Left-leaning Le Monde newspaper warned that Le Pen's claim that she would have prevented attacks that have claimed hundreds of lives was "absurd".
"You don't seek votes on the backs of dead people. It's a sort of moral red line," the newspaper said.
Future of EU at stake
Some analysts have also depicted the French election as a sort of referendum on the European Union, with Le Pen proposing to pull France out of the 28-member club and scrap the euro common currency.
On Tuesday night, she insisted that the TF1 television channel remove the blue-and-yellow European flag from behind her before an interview.
But Melenchon, her eurosceptic far-left opponent, sought to soften his position on Tuesday night, stating that he did not seek to end the European Union or the euro despite criticising the "ultra-liberal" trading bloc for years.
"Don't believe what they tell you, 'He wants to leave Europe, the euro'... let's be serious," he told supporters on Tuesday night.
The Communist-backed candidate has pledged to renegotiate some of the founding treaties of the bloc, however, which would cast serious doubt on the viability of the postwar project of integrating the continent.
Polls show that a majority of French people still support the EU and the euro.
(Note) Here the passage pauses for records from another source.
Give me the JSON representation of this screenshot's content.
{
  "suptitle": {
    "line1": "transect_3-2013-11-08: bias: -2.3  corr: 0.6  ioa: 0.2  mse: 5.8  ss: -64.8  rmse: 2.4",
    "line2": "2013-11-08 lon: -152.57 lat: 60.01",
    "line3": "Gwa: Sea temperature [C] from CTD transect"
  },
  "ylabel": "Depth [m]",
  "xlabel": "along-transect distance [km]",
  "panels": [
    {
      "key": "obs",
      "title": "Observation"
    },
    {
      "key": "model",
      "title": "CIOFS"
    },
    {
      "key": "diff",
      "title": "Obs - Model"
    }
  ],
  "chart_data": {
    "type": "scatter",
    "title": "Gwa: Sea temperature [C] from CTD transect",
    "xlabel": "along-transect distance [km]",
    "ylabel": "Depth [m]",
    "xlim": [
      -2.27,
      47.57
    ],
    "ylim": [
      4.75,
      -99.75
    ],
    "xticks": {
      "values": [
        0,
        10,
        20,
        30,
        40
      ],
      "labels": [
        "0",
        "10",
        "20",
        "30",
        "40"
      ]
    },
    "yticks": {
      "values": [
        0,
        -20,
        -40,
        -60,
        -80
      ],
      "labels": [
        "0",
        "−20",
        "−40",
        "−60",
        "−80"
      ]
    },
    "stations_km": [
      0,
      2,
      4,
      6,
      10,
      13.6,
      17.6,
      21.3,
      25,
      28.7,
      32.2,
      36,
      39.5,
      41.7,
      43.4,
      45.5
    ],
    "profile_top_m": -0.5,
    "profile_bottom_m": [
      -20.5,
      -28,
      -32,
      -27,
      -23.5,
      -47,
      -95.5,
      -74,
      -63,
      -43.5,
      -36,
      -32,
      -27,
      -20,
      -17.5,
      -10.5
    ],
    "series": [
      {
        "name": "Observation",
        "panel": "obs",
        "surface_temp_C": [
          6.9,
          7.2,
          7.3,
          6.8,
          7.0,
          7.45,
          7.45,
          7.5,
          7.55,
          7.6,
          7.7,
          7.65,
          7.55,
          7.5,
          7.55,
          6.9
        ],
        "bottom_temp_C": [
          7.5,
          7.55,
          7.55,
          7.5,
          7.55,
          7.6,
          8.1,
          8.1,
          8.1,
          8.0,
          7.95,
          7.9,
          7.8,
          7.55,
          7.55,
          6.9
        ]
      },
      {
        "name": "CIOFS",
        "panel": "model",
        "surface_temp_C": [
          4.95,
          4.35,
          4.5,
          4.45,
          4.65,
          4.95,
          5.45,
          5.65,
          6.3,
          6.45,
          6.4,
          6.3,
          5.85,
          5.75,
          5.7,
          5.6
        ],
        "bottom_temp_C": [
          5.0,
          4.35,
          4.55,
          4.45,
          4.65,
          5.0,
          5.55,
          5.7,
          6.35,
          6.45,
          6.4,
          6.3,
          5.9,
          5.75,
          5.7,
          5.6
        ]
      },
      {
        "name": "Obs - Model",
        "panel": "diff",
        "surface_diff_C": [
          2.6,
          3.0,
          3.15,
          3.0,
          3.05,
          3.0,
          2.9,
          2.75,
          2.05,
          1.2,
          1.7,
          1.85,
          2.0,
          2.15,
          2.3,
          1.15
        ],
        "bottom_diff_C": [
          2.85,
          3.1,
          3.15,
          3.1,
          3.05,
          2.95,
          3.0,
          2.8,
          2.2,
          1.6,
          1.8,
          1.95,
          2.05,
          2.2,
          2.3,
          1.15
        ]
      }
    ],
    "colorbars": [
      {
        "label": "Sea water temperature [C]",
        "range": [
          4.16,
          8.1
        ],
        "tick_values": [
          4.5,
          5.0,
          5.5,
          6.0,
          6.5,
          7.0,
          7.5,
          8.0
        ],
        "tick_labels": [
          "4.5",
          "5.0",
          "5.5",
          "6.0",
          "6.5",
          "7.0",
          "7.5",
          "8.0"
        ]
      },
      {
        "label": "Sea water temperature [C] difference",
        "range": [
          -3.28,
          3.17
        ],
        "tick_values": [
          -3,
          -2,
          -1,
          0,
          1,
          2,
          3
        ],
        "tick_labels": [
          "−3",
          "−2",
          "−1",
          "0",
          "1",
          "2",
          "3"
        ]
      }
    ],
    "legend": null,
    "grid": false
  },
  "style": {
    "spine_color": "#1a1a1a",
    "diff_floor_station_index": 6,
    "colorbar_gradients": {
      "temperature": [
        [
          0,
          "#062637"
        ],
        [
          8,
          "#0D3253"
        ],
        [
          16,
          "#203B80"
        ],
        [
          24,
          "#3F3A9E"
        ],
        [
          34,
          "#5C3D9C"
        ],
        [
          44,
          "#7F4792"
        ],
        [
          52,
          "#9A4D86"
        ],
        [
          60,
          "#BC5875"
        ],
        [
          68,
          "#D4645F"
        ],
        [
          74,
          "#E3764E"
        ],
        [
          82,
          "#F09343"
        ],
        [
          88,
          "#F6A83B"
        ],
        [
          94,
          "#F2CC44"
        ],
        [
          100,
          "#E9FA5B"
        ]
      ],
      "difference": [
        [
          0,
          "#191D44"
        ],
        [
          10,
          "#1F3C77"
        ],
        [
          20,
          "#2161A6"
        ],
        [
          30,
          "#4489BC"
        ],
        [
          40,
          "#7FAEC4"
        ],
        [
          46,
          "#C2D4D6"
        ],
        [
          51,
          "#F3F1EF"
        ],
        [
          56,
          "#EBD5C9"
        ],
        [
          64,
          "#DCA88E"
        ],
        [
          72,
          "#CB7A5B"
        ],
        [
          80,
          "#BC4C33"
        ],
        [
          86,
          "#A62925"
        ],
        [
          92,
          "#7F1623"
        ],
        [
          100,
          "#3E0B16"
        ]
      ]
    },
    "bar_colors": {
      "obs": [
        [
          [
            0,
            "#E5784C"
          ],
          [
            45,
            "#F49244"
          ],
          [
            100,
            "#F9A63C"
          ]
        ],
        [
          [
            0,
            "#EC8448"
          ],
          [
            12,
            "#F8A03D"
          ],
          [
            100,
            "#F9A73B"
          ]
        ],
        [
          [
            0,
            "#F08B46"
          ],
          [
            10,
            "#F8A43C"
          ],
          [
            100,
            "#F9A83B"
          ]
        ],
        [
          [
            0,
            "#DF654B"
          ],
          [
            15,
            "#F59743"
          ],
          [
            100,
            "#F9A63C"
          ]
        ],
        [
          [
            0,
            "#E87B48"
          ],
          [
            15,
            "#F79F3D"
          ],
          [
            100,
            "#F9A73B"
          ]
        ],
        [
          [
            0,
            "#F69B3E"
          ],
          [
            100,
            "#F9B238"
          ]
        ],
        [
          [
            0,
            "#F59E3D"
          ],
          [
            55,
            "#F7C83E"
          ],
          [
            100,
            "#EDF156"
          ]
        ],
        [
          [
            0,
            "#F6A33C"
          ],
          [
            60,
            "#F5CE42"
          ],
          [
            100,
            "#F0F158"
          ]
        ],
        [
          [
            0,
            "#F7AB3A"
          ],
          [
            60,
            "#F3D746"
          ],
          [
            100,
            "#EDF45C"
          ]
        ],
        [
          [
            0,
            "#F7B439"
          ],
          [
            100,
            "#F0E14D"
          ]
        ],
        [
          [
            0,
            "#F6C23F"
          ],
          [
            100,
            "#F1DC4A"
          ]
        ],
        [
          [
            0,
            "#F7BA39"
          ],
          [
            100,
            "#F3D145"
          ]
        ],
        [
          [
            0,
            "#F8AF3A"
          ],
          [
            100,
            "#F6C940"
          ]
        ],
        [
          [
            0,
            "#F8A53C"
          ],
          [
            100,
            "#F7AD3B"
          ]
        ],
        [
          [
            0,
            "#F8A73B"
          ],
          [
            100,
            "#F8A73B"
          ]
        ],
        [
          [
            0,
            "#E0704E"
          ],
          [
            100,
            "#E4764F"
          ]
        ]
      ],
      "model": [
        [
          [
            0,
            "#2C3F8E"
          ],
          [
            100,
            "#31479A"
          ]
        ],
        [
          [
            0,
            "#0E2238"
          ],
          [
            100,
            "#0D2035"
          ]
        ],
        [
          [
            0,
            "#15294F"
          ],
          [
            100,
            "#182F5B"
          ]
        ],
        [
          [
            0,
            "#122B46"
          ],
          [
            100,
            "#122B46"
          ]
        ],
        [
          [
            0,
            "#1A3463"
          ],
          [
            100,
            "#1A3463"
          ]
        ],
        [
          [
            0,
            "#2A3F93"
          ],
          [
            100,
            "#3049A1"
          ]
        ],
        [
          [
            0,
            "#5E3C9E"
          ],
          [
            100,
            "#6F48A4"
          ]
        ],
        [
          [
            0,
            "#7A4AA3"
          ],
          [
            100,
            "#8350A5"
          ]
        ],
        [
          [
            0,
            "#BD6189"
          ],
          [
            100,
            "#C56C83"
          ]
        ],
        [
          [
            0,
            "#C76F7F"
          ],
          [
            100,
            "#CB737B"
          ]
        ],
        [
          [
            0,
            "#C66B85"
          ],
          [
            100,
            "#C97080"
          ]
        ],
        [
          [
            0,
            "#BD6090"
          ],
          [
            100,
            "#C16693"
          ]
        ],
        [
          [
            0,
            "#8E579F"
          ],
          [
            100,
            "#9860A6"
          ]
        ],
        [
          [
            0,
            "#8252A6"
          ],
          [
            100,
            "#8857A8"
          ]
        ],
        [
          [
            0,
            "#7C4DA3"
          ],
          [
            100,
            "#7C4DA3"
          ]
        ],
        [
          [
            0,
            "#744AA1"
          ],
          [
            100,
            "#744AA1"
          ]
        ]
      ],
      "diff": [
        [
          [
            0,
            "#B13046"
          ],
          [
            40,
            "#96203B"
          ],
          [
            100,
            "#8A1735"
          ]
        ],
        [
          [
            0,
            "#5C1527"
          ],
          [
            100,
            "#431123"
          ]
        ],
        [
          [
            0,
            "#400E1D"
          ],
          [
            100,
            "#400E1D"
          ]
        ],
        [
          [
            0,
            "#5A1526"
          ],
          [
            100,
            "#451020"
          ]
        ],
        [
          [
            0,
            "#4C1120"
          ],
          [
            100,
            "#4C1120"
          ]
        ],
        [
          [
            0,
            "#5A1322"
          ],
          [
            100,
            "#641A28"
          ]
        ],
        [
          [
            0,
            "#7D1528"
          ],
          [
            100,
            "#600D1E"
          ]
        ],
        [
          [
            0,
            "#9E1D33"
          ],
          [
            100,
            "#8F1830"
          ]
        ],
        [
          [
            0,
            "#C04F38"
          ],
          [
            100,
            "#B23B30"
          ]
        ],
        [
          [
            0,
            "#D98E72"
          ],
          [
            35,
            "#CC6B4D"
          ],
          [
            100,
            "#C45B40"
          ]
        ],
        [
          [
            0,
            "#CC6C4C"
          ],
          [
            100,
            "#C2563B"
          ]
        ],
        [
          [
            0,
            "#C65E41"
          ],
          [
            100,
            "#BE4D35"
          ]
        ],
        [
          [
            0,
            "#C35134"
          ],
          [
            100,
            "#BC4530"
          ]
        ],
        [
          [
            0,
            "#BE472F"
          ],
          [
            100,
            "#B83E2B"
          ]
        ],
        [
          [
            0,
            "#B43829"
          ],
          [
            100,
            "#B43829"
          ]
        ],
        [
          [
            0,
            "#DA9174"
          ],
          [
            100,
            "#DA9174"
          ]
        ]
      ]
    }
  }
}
Veteran centrist Francois Bayrou, who has backed Macron, warned Wednesday that several possibilities were possible for the run-off vote on May 7.
The election has been one of the most unpredictable in decades and takes place against a backdrop of rising rightwing nationalism, seen most notably in Britain's decision to leave the EU and Donald Trump's presidential victory in the United States.
"A second round Melenchon-Le Pen, it's terrifying for the country, for the image of the country and for its future, because the choices proposed are extremely risky," Bayrou said.